Methods: A total of 80 participants between the ages of 6-19 years old, who received a diagnosis of ASD, GAD or SM were recruited from the Child Guidance Clinic, an outpatient clinic of the Institute of Mental Health in Singapore. Demographic information and medical history was collected and parents were asked to complete the Child Behavioral Checklist (CBCL) (Achenbach & Rescorla, 2000, 2001), a 118-item parent questionnaire that provides information on the child's behavior and emotions. A one way ANOVA was conducted in order to examine group differences on the subscales of the CBCL.
Results: Preliminary results revealed that there were group differences in some of the subscales scores of the CBCL. Specifically, the categories were: anxious/depressed F (2, 78) =11.27, p<0.0001; withdrawn/depressed F (2, 78) = 6.27, p=0.003; attention problems F (2, 78) =5.52, p=0.006 and somatic complaints F (2, 78) =4.87, p=0.01. Post- hoc analysis revealed that the GAD group scored significantly higher on the anxious/depressed syndrome scales than the SM and the ASD group. The SM group scored significantly higher on the withdrawn/depressed syndrome scales than the GAD and ASD group. The ASD group scored significantly higher on the attention problems scale than the SM group and finally, the GAD group scored significantly higher on somatic problems scale than the SM group.
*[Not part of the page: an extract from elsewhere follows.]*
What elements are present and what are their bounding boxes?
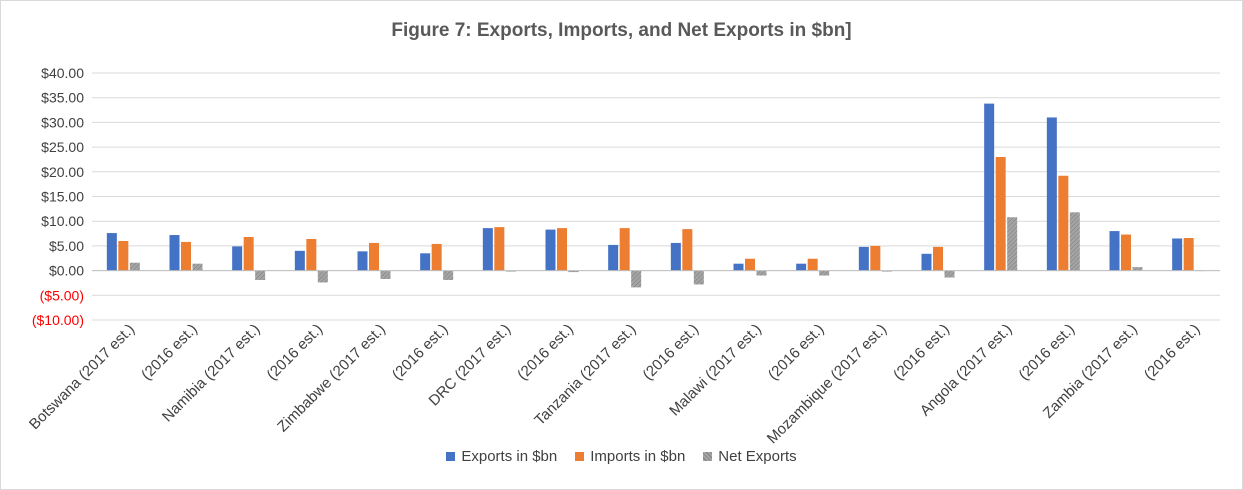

Conclusions: These preliminary results suggest that the GAD group had higher levels of anxiety symptoms than both the ASD and the SM groups. Additionally, the GAD group had higher levels of somatic problems than the SM group. On the other hand, the SM group had reportedly higher levels of withdrawn/depressed symptoms than the GAD and ASD groups. Finally, the ASD group had higher levels of attention problems than the SM group. These findings suggest some evidence for areas of divergence between disorders which share some similar deficits. The characterization of behavioral and emotional problems in this study contributes to our knowledge of these disorders and can help to lay the groundwork for refining future treatments within these clinical populations.